CRYSTAL FAIRY Michael Cera: THE RICK MORANIS OF OUR GENERATION???

ALL JAMIE WANTS to do is take mescaline under the stars.

He's been reading The Doors of Perception, and he came to Chile determined to find out what Huxley was on about. It's easy to see why the idea of opening up perceptual doors has taken such a strong hold with Jamie—he is one uptight, closed-off motherfucker.

One night at a party, Jamie (intelligently played, against type, by Michael Cera) meets a girl who goes by "Crystal Fairy" (Gaby Hoffmann! The little girl who choked on a hot dog in Field of Dreams!). A fellow American, she's dancing like an idiot and he's standing against the wall with his arms crossed, which is a perfectly accurate distillation of their characters and relationship. Drunk and high, he invites her on the road trip he's got planned for the next day: He and three Chilean friends, brothers Champa (Juan Andrés Silva), Lel (José Miguel Silva), and Pilo (Agustín Silva), are going in search of the San Pedro cactus, which they plan to distill into mescaline and drink on the beach.
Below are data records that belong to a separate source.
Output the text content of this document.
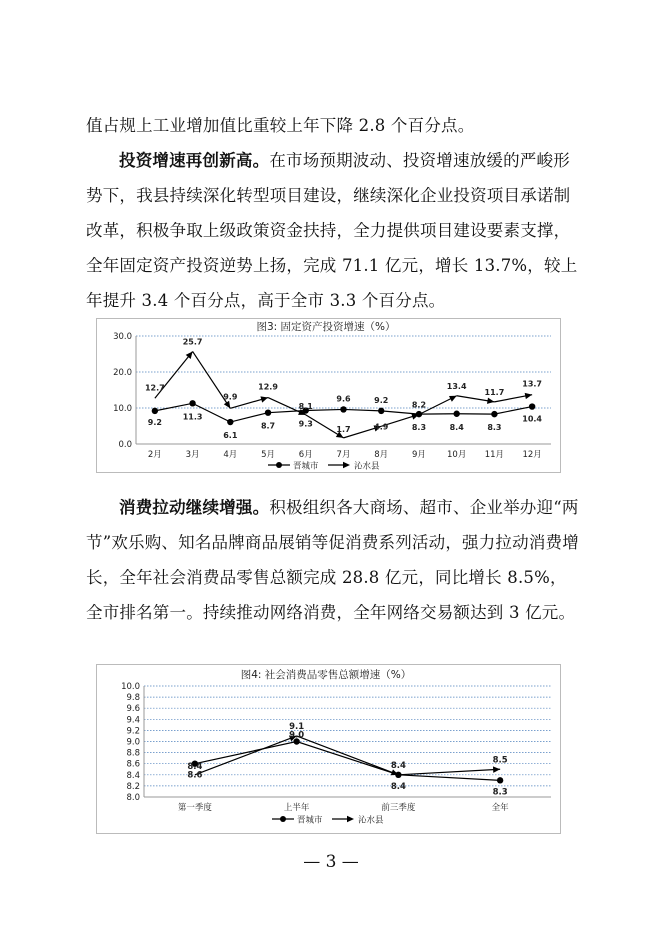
值占规上工业增加值比重较上年下降 2.8 个百分点。

投资增速再创新高。在市场预期波动、投资增速放缓的严峻形势下，我县持续深化转型项目建设，继续深化企业投资项目承诺制改革，积极争取上级政策资金扶持，全力提供项目建设要素支撑，全年固定资产投资逆势上扬，完成 71.1 亿元，增长 13.7%，较上年提升 3.4 个百分点，高于全市 3.3 个百分点。

图3: 固定资产投资增速（%）
0.0
10.0
20.0
30.0
2月	3月	4月	5月	6月	7月	8月	9月 10月 11月 12月
9.2
11.3
6.1
8.7	9.3	8.3	8.4	8.3
10.4
12.7
25.7
9.9
12.9
8.1
1.7	4.9
8.2
13.4
11.7
13.7
9.6	9.2
晋城市	沁水县

消费拉动继续增强。积极组织各大商场、超市、企业举办迎“两节”欢乐购、知名品牌商品展销等促消费系列活动，强力拉动消费增长，全年社会消费品零售总额完成 28.8 亿元，同比增长 8.5%，全市排名第一。持续推动网络消费，全年网络交易额达到 3 亿元。

图4: 社会消费品零售总额增速（%）
8.0
8.2
8.4
8.6
8.8
9.0
9.2
9.4
9.6
9.8
10.0
第一季度	上半年	前三季度	全年
8.6
9.0
8.4
8.3
8.4
9.1
8.4
8.5
晋城市	沁水县
— 3 —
The next day, Jamie doesn't remember making the invitation—but Crystal Fairy remembers, and she tags along even though Jamie makes it clear that inviting her was a coke-addled mistake.
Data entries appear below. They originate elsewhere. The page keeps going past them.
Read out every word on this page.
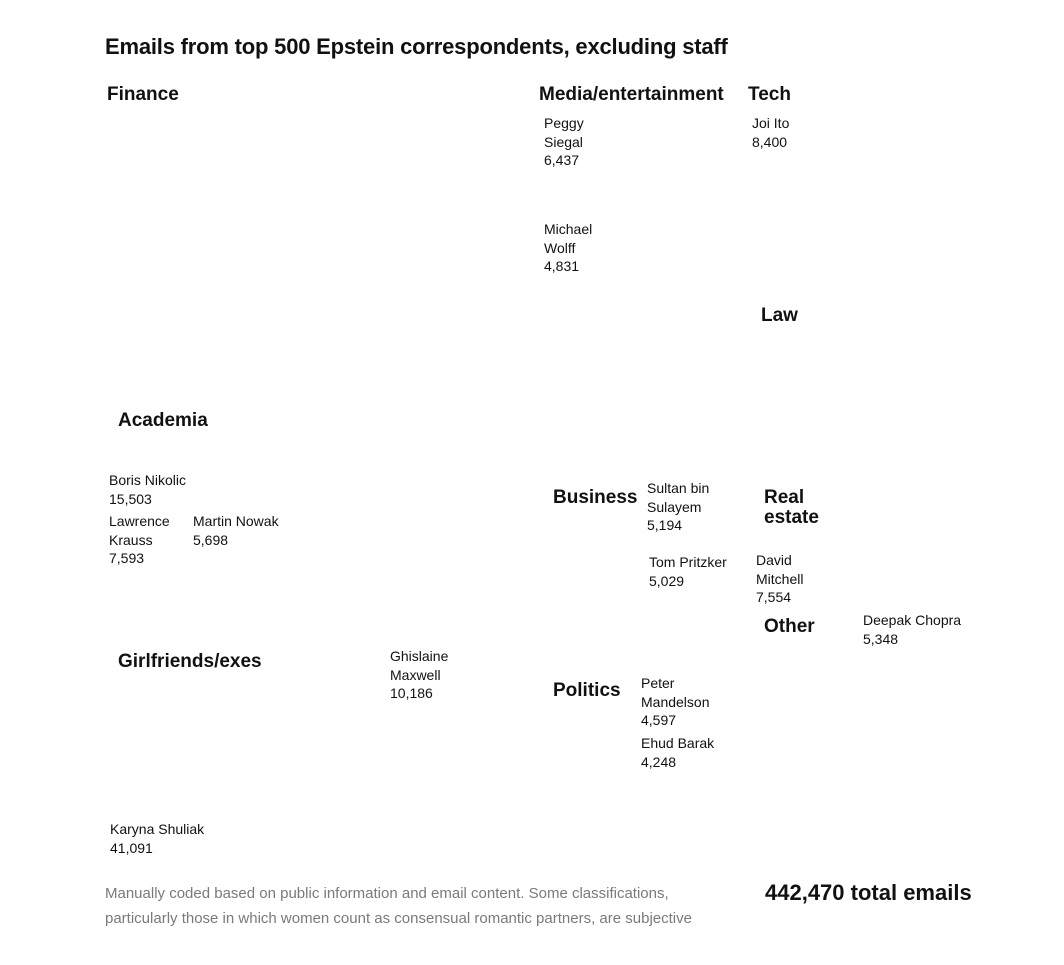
Emails from top 500 Epstein correspondents, excluding staff
Finance	Media/entertainment Tech
Law
Academia
Business	Real
estate
Other
Girlfriends/exes
Politics
Peggy
Siegal
6,437
Michael
Wolff
4,831
Joi Ito
8,400
Boris Nikolic
15,503
Lawrence
Krauss
7,593
Martin Nowak
5,698
Sultan bin
Sulayem
5,194
Tom Pritzker
5,029
David
Mitchell
7,554
Deepak Chopra
5,348
Ghislaine
Maxwell
10,186
Peter
Mandelson
4,597
Ehud Barak
4,248
Karyna Shuliak
41,091
Manually coded based on public information and email content. Some classifications, particularly those in which women count as consensual romantic partners, are subjective
442,470 total emails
Crystal Fairy is a case of hipster vs. hippie: Jamie, controlled and controlling, is inflexible and dictatorial in his pursuit of fun, while Crystal Fairy is kind and embarrassing and uninhibited. (After seeing her naked, the boys take to calling her "Crystal Hairy," for reasons that are very, very obvious.) The three brothers serve as bemused witnesses, as uncertain as the audience as to which is more insufferable. But while its main characters aren't particularly likeable, they're also incredibly well-drawn and recognizable types, and the film functions beautifully as a two-pronged personality study of two ugly Americans looking for what they think they need, far from home.